18 NOVEMBRE: “I GIORNI DEL FUOCO”, racconto del recupero e riattivazione di una fornace da calce

Il gruppo alpini di Moline Sorriva Faller alcuni anni fa ha promosso e condotto un progetto molto curioso: hanno restaurato e fatto funzionare una vecchia fornace da calce nei pressi di Faller. La maggior parte di noi non sa neanche cosa sia una fornace da calce, e una piccola parte di noi ne ha una vaga idea: ma vederla funzionare proprio come una volta deve essere stata un’esperienza più unica che rara.
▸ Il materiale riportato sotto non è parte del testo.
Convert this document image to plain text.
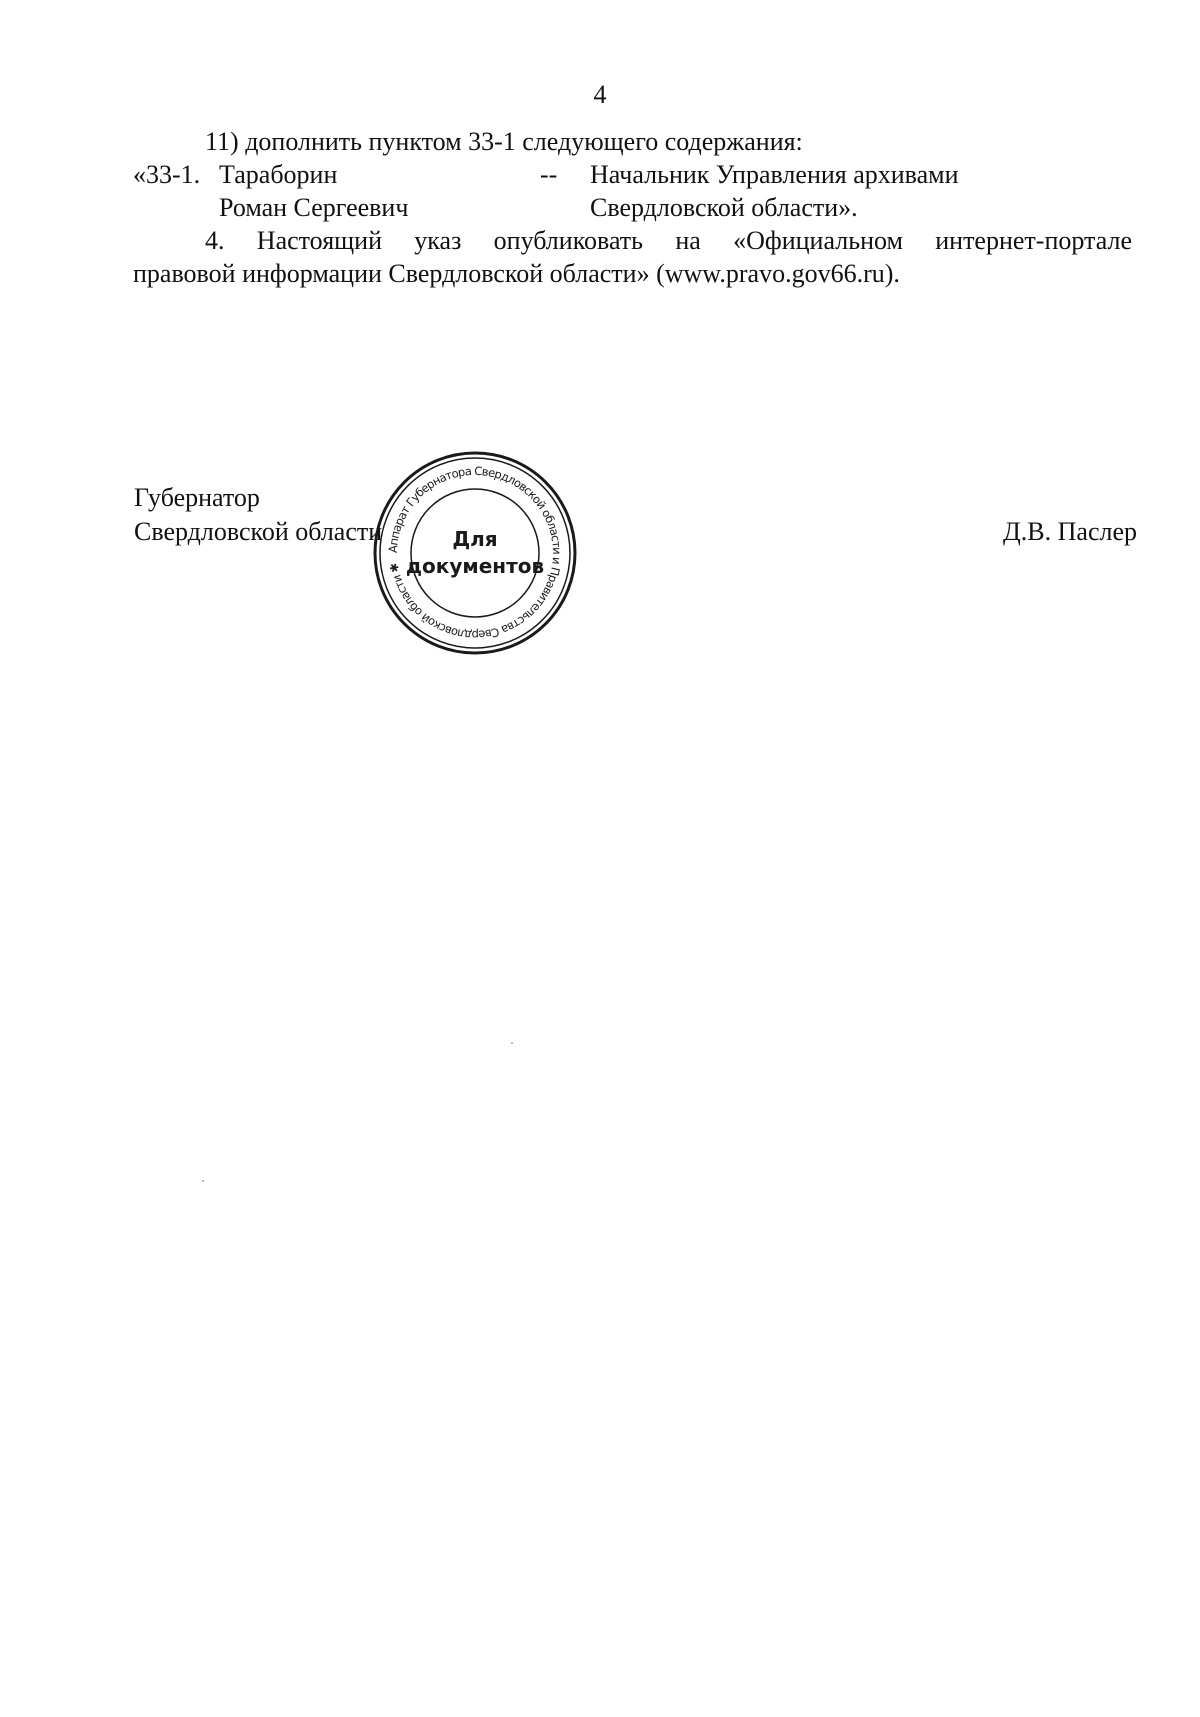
4
11) дополнить пунктом 33-1 следующего содержания:
«33-1. Тараборин
Роман Сергеевич
-- Начальник Управления архивами
Свердловской области».
4. Настоящий указ опубликовать на «Официальном интернет-портале
правовой информации Свердловской области» (www.pravo.gov66.ru).
Губернатор
Свердловской области
Аппарат Губернатора Свердловской области и Правительства Свердловской области ✱
Для
документов
Д.В. Паслер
La forma della fornace, il tipo di legna usata, i sassi, la temperatura e la durata del fuoco: una volta niente era lasciato al caso e richiedeva una sapienza precisa. Gli alpini stessi ci racconteranno  come hanno fatto , ci faranno vedere il video che racconta tutto il processo e ci illustreranno le fotografie in mostra. L’appuntamento è sabato 18 novembre: per chi vuole c’è una cena conviviale alle 19.30 insieme ai protagonisti; mentre per la visione del documentario (circa mezz’ora) e l’ascolto della spiegazione vi aspettiamo alle ore 20.45. La serata è adatta a ragazzi e bambini perchè le spiegazioni saranno molto chiare e sarà un’occasione per apprezzare gli usi di un tempo, non solo in termini di tradizioni ma anche di uso sapiente e sostenibile delle risorse territoriali e naturali che oggi abbiamo davvero bisogno di riscoprire. E al termine ci saranno castagne per tutti!!!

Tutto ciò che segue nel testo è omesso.